Hadley,

Thanks for pointing me to some good articles. Unfortunately, I have already
read Holger's and my main concern is computational efficiency. The buzzword
on this list regarding efficient code is "vectorization". I am, frankly,
surprised that there is a way to vectorize analysis of complex models but
not to extract p values from them. Dieter's reply points one towards using
lapply, which in my experience allows for compact code but not an increase
in efficiency (one of Holger's examples demonstrates this). Anyway, I cannot
see how to go from Holger's fairly simple examples to one that involves a
complex model with several factors and interactions.

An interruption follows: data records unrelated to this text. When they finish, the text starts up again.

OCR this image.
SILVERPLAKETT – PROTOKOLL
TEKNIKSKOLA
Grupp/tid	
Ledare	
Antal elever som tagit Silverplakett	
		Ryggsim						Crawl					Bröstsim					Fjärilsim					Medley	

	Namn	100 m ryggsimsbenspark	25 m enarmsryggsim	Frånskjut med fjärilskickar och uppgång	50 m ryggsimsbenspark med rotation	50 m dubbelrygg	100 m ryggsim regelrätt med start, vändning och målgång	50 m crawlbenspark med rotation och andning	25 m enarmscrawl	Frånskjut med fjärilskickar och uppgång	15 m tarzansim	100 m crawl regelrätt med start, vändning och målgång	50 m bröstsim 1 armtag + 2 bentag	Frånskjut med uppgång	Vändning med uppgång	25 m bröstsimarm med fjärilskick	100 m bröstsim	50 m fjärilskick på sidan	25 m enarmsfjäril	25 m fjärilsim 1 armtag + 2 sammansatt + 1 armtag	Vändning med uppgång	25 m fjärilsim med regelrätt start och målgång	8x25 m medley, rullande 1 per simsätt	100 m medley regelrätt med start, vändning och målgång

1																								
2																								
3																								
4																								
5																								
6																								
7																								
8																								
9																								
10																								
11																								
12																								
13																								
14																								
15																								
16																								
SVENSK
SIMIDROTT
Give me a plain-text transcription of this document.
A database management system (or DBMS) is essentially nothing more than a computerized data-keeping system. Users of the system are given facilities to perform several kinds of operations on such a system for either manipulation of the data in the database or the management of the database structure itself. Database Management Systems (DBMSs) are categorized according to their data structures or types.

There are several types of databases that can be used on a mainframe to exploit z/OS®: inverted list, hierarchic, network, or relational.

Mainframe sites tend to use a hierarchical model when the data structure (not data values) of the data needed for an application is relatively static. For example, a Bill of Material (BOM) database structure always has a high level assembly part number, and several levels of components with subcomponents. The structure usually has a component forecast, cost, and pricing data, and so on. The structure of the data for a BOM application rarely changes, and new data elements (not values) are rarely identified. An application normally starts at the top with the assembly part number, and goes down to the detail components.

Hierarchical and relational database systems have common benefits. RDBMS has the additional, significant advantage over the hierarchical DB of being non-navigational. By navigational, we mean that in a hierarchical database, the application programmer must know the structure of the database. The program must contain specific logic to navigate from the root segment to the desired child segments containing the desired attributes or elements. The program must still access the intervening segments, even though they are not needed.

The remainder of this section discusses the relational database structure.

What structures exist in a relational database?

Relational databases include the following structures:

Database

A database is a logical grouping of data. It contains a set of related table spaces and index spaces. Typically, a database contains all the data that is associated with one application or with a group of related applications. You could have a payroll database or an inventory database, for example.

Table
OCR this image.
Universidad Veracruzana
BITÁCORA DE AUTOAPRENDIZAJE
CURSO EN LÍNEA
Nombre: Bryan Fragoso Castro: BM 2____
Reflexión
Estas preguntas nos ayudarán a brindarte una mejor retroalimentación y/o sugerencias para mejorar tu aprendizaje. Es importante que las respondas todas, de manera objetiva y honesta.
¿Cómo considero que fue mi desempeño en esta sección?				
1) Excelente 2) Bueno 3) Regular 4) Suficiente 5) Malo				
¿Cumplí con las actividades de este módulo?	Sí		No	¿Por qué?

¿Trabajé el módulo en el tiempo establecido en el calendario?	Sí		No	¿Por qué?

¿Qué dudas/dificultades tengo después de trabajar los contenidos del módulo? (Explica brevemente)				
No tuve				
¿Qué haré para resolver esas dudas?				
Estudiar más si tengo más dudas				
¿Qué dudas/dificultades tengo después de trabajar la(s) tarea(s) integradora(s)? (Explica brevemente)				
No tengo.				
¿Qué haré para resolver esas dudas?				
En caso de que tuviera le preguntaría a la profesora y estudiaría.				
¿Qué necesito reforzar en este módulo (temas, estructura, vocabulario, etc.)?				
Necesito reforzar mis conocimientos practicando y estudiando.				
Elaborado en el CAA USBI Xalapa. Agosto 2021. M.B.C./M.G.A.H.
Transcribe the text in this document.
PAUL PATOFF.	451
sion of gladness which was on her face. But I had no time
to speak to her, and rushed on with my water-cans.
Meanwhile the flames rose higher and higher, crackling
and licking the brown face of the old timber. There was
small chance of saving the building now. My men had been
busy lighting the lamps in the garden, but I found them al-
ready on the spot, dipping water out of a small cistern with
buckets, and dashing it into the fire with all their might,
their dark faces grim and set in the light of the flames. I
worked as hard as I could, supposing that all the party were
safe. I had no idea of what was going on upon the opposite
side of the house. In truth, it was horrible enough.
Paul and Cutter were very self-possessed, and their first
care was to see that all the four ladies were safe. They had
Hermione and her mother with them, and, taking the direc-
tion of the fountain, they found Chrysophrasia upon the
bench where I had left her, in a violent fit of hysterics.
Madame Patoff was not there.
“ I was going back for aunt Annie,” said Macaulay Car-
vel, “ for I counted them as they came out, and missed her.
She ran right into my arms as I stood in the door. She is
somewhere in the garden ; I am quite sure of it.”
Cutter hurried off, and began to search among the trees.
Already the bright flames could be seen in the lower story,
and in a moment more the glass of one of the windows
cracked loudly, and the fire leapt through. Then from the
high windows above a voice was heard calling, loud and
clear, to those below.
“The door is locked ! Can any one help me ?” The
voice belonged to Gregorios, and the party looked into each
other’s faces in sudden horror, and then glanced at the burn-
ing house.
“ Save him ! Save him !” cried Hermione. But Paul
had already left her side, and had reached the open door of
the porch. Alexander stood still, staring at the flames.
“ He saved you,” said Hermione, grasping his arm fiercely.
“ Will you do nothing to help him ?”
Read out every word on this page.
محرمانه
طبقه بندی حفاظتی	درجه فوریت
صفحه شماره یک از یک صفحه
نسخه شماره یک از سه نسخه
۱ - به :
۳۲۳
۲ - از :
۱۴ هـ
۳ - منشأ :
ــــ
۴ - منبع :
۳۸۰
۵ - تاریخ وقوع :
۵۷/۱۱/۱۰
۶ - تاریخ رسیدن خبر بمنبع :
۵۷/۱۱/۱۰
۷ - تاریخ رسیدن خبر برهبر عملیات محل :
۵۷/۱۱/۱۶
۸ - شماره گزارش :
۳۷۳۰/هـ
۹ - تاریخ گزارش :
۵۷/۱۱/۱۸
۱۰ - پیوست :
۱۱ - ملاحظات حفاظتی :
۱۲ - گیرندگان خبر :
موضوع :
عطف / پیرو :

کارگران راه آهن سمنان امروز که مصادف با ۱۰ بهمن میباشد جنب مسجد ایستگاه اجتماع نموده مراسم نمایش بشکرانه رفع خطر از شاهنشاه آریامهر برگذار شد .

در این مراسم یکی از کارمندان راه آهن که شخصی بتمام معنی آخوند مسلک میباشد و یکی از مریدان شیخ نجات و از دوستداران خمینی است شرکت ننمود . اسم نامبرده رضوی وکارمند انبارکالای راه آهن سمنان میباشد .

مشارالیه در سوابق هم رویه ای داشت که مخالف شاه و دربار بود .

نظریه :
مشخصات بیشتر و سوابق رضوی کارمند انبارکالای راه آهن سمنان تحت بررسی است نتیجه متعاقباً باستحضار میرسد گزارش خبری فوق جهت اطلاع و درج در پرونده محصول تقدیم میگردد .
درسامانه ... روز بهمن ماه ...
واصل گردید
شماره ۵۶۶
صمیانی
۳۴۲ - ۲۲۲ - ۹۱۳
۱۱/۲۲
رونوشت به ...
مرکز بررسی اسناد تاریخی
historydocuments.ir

Limma, which does provide p values if contrasts are used, is blindingly fast
but I believe Gordon Smyth has hard-coded most of this excellent package in
C. I was hoping to achieve something similar without the use of the
moderated t-statistics that Limma uses.

Looks like I am stuck using loops with mcapply. Thank goodness for my
Corei7!

Mark

Mark W. Kimpel MD  ** Neuroinformatics ** Dept. of Psychiatry
Indiana University School of Medicine

15032 Hunter Court, Westfield, IN  46074

(317) 490-5129 Work, & Mobile & VoiceMail
(317) 399-1219 Skype No Voicemail please


On Sun, Mar 7, 2010 at 2:08 PM, hadley wickham <h.wick...@gmail.com> wrote:

> Hi Mark,
>
> If efficiency is a concern you might want to read "Computing Thousands
> of Test Statistics Simultaneously in R" by Holger Schwender and Tina
> Müller, http://stat-computing.org/newsletter/issues/scgn-18-1.pdf.
>
> If you just want to do it, see the examples in
> http://had.co.nz/plyr/plyr-intro-090510.pdf.
>
> Hadley
>
> On Sun, Mar 7, 2010 at 7:03 PM, Mark Kimpel <mwkim...@gmail.com> wrote:
> > Is it possible to vectorize anova over the output of a vectorized lm?  I
> > have a gene expression matrix with each row being a gene and columns for
> > samples. There are several factors with interactions. I can get p values
> by
> > looping over the matrix with lm and anova, but I would like to make this
> as
> > computationally efficient as possible. I am able to vectorize the lm
> > command, but when I try to use anova on the resultant model object I get
> > just one anova result.
> >
> > Is what I want to do possible? And, yes, I am quite conversant with Limma
> > and other BioC packages, I have my reasons for wanting to use lm and
> anova.
> >
> > Thanks,
> >
> > Mark
> > Mark W. Kimpel MD  ** Neuroinformatics ** Dept. of Psychiatry
> > Indiana University School of Medicine
> >
> > 15032 Hunter Court, Westfield, IN  46074
> >
> > (317) 490-5129 Work, & Mobile & VoiceMail
> > (317) 399-1219 Skype No Voicemail please
> >
> >        [[alternative HTML version deleted]]
> >
> > ______________________________________________
> > R-help@r-project.org mailing list
> > https://stat.ethz.ch/mailman/listinfo/r-help
> > PLEASE do read the posting guide
> http://www.R-project.org/posting-guide.html
> > and provide commented, minimal, self-contained, reproducible code.
> >
>
>
>
> --
> Assistant Professor / Dobelman Family Junior Chair
> Department of Statistics / Rice University
> http://had.co.nz/
>

        [[alternative HTML version deleted]]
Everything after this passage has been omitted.